Micro-grant awarded to support neighborhood gardens

Grant one of dozens made possible through new PA Farm Bill

Earlier this year Rep. Innamorato visited the gardens and the volunteers who maintain them with Russell Redding, Pennsylvania's agriculture secretary.

PITTSBURGH, Oct. 3 – As communities large and small look to create sustainable, healthy environments for their residents, an award from a new round of state mico-grants will support neighborhood gardens in the triboro area of Millvale, Etna and Sharpsburg, state Rep. Sara Innamorato, D-Lawrenceville, announced today.

"Volunteering in my community garden was how I met my neighbors, put down roots, and became active locally,” Innamorato said. “We can create healthy, civically-engaged communities by investing in urban agriculture. These beautiful spaces foster connection, stewardship, and mutual care."

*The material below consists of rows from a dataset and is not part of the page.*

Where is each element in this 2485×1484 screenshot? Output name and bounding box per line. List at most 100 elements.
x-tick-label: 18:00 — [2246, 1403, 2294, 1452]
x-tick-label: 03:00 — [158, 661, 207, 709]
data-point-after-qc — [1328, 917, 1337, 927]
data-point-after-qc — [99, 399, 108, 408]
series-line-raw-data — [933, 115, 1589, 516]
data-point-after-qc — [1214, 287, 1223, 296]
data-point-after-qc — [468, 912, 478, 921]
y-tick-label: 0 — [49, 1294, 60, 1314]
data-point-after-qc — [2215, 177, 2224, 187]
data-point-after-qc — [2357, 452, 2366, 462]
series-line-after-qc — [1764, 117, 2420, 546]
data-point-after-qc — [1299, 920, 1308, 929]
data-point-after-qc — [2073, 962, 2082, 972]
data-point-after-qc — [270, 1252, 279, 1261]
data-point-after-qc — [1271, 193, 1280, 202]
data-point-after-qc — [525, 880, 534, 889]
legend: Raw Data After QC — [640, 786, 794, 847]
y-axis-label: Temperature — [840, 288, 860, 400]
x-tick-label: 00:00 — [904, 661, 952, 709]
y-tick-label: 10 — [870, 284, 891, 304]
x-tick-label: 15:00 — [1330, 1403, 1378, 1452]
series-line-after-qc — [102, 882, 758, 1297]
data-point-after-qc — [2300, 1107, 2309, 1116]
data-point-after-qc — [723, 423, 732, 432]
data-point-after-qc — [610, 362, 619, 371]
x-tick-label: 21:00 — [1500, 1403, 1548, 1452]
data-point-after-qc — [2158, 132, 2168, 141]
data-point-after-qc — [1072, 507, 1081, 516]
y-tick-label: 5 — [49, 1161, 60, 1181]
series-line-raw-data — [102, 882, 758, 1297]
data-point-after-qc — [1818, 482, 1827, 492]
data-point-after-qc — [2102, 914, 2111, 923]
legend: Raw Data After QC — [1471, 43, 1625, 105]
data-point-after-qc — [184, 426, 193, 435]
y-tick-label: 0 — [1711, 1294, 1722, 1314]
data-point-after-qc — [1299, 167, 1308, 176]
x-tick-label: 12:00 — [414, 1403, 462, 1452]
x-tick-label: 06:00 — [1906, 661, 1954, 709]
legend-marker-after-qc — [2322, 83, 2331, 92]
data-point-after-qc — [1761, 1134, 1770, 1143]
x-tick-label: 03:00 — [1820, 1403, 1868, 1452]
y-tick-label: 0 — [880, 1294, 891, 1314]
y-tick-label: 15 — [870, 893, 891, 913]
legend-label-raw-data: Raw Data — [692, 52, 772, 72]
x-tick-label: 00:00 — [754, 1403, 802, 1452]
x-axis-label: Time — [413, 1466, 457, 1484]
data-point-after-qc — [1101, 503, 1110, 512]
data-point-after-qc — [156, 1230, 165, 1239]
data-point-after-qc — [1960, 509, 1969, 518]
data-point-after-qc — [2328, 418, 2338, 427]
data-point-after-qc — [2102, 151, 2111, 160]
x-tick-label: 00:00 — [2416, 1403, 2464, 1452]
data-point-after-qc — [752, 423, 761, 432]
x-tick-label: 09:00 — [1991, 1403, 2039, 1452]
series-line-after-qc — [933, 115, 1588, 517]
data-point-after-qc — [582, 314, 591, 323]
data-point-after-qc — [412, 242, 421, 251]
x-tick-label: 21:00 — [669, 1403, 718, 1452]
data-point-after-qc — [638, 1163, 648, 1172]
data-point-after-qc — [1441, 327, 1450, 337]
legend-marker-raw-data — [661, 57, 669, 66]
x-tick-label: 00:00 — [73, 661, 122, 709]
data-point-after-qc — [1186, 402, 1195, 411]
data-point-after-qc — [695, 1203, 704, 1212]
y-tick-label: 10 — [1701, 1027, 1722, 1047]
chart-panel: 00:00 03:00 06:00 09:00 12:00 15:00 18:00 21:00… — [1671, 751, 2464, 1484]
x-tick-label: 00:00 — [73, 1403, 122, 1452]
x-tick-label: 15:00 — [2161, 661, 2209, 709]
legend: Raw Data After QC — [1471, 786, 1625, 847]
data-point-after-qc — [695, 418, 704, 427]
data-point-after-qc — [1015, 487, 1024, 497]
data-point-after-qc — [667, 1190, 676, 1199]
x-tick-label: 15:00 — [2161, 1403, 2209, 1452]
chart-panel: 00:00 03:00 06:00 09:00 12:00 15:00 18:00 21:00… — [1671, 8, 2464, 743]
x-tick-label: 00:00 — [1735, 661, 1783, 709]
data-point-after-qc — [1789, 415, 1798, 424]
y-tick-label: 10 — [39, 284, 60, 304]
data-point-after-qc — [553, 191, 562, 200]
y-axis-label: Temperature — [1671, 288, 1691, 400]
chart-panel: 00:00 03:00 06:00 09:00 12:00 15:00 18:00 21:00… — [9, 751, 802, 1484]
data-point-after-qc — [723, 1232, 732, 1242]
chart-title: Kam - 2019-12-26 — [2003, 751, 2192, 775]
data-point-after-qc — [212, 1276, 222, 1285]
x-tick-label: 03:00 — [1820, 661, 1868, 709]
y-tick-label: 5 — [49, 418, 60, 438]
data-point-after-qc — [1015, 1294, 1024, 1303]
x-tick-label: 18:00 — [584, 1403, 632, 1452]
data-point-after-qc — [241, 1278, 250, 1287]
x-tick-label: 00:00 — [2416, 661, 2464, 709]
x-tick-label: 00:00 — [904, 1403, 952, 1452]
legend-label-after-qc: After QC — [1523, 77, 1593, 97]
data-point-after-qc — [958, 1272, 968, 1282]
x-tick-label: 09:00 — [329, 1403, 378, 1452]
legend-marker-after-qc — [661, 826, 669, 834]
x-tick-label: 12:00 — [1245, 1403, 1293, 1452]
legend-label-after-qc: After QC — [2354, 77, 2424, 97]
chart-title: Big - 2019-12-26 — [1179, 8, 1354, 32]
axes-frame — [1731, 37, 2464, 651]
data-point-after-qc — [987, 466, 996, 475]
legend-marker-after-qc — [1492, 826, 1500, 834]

The grant, a $8,600 state Urban Agriculture Grant, was awarded to the Triboro Ecodistrict Partnership. It will be used to purchase supplies and seedling to support the partnership’s community gardens.

"The accessibility of healthy foods in our food desert community is an issue that affects all of us who live here, especially people without cars,” said Brittany Reno, the Sharpsburg Neighborhood Organization executive director. “This grant will allow the Sharpsburg Community Garden to expand its growing capacity into a new community market garden which, in partnership with the Gardens of Millvale and the Etna Community Garden, will be able to sell produce affordably to local residents and businesses. Working collaboratively with our neighbors will allow the gardens to maximize their efficiencies in growing different types of produce, which will help immensely in closing the gaps in our local food system in a sustainable way." 

"The Gardens of Millvale is at the center of Millvale's strategy to reverse its status as a food desert. The support from the state will allow for the Gardens to build stronger partnerships with our neighboring communities as a way to help it take the next step in its growth and development,” said Zaheen Hussain, Millvale sustainability coordinator director of sustainability at New Sun Rising. “As an all-volunteer organization, being able to utilize state investment can help it start to think about infrastructure that can increase revenue generation while also providing healthy produce for those in our communities that need it the most.”

The grant was part of a new grant program made possible by the new PA Farm Bill which was signed into law this July by Gov. Tom Wolf.

“Urban agriculture is about more than just growing food; it’s about growing our communities and our economy, it’s about increasing quality of life,” Wolf said. “In addition to urban gardens providing places to work and learn, they aggregate fresh, local products to combat food insecurity and improve access to healthy, nutritious food.”